Assume H5: 40dde.. x0 x3 x1 x4.
Apply orIL with 40dde.. x0 x3 x2 x5, and (x0 = x2) (PNoEq_ x0 x3 x5).
Apply unknownprop_f27aa4f44dd3356cd94acc385318a128a0f6600b661fa984e48e2fd277a08f76 with x0, x1, x2, x3, x4, x5 leaving 5 subgoals.
The subproof is completed by applying H0.
The subproof is completed by applying H1.
The subproof is completed by applying H2.
The subproof is completed by applying H5.
The subproof is completed by applying H4.
Assume H5: and (x0 = x1) (PNoEq_ x0 x3 x4).

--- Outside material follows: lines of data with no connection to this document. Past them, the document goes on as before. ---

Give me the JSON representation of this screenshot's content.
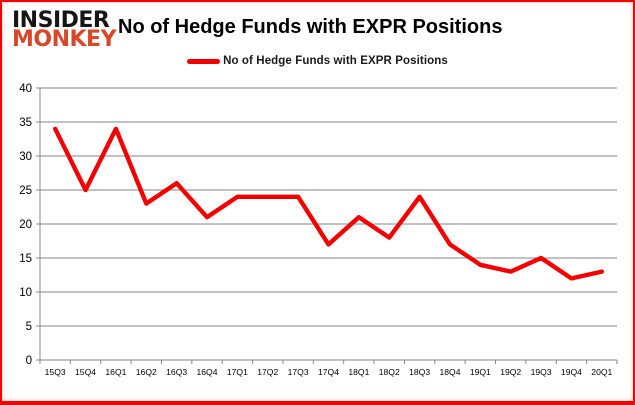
{
  "logo": {
    "line1": "INSIDER",
    "line2": "MONKEY"
  },
  "header": {
    "title": "No of Hedge Funds with EXPR Positions"
  },
  "legend": {
    "label": "No of Hedge Funds with EXPR Positions"
  },
  "colors": {
    "line": "#f50000",
    "grid": "#868686",
    "axis": "#868686",
    "tick_text": "#000000",
    "logo_accent": "#d9472b",
    "frame_border": "#f40000"
  },
  "chart_data": {
    "type": "line",
    "title": "No of Hedge Funds with EXPR Positions",
    "categories": [
      "15Q3",
      "15Q4",
      "16Q1",
      "16Q2",
      "16Q3",
      "16Q4",
      "17Q1",
      "17Q2",
      "17Q3",
      "17Q4",
      "18Q1",
      "18Q2",
      "18Q3",
      "18Q4",
      "19Q1",
      "19Q2",
      "19Q3",
      "19Q4",
      "20Q1"
    ],
    "series": [
      {
        "name": "No of Hedge Funds with EXPR Positions",
        "values": [
          34,
          25,
          34,
          23,
          26,
          21,
          24,
          24,
          24,
          17,
          21,
          18,
          24,
          17,
          14,
          13,
          15,
          12,
          13
        ]
      }
    ],
    "xlabel": "",
    "ylabel": "",
    "ylim": [
      0,
      40
    ],
    "yticks": [
      0,
      5,
      10,
      15,
      20,
      25,
      30,
      35,
      40
    ],
    "grid": true,
    "legend_position": "top"
  }
}
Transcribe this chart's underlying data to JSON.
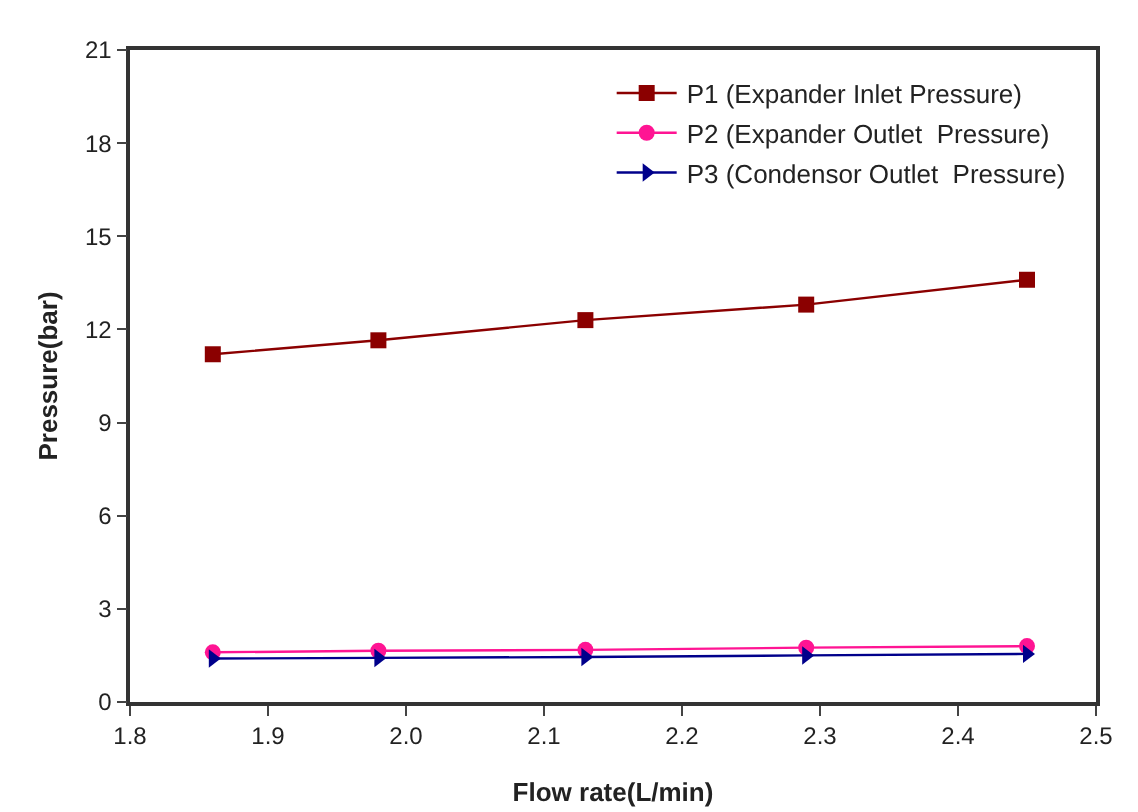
{
  "chart_data": {
    "type": "line",
    "xlabel": "Flow rate(L/min)",
    "ylabel": "Pressure(bar)",
    "x": [
      1.86,
      1.98,
      2.13,
      2.29,
      2.45
    ],
    "series": [
      {
        "name": "P1 (Expander Inlet Pressure)",
        "color": "#8b0000",
        "marker": "square",
        "values": [
          11.2,
          11.65,
          12.3,
          12.8,
          13.6
        ]
      },
      {
        "name": "P2 (Expander Outlet  Pressure)",
        "color": "#ff1493",
        "marker": "circle",
        "values": [
          1.6,
          1.65,
          1.68,
          1.75,
          1.8
        ]
      },
      {
        "name": "P3 (Condensor Outlet  Pressure)",
        "color": "#00008b",
        "marker": "triangle",
        "values": [
          1.4,
          1.42,
          1.45,
          1.5,
          1.55
        ]
      }
    ],
    "xlim": [
      1.8,
      2.5
    ],
    "xticks": [
      1.8,
      1.9,
      {
        "value": 2.0,
        "label": "2.0"
      },
      2.1,
      2.2,
      2.3,
      2.4,
      2.5
    ],
    "ylim": [
      0,
      21
    ],
    "yticks": [
      0,
      3,
      6,
      9,
      12,
      15,
      18,
      21
    ],
    "grid": false,
    "legend": "top right"
  }
}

Apply H5 with 35b9b.. x0 x3 x2 x5.
Assume H6: x0 = x1.
Assume H7: PNoEq_ x0 x3 x4.
Apply H6 with λ x6 x7 . 35b9b.. x7 x3 x2 x5.
Claim L8: PNoEq_ x1 x3 x4
Apply H6 with λ x6 x7 . PNoEq_ x6 x3 x4.
The subproof is completed by applying H7.
Apply unknownprop_d81166a516850c398272ee6d885342023555ef2970270537509bbcd7d13c1cf9 with x1, x2, x3, x4, x5 leaving 4 subgoals.
The subproof is completed by applying H1.
The subproof is completed by applying H2.
The subproof is completed by applying L8.
The subproof is completed by applying H4.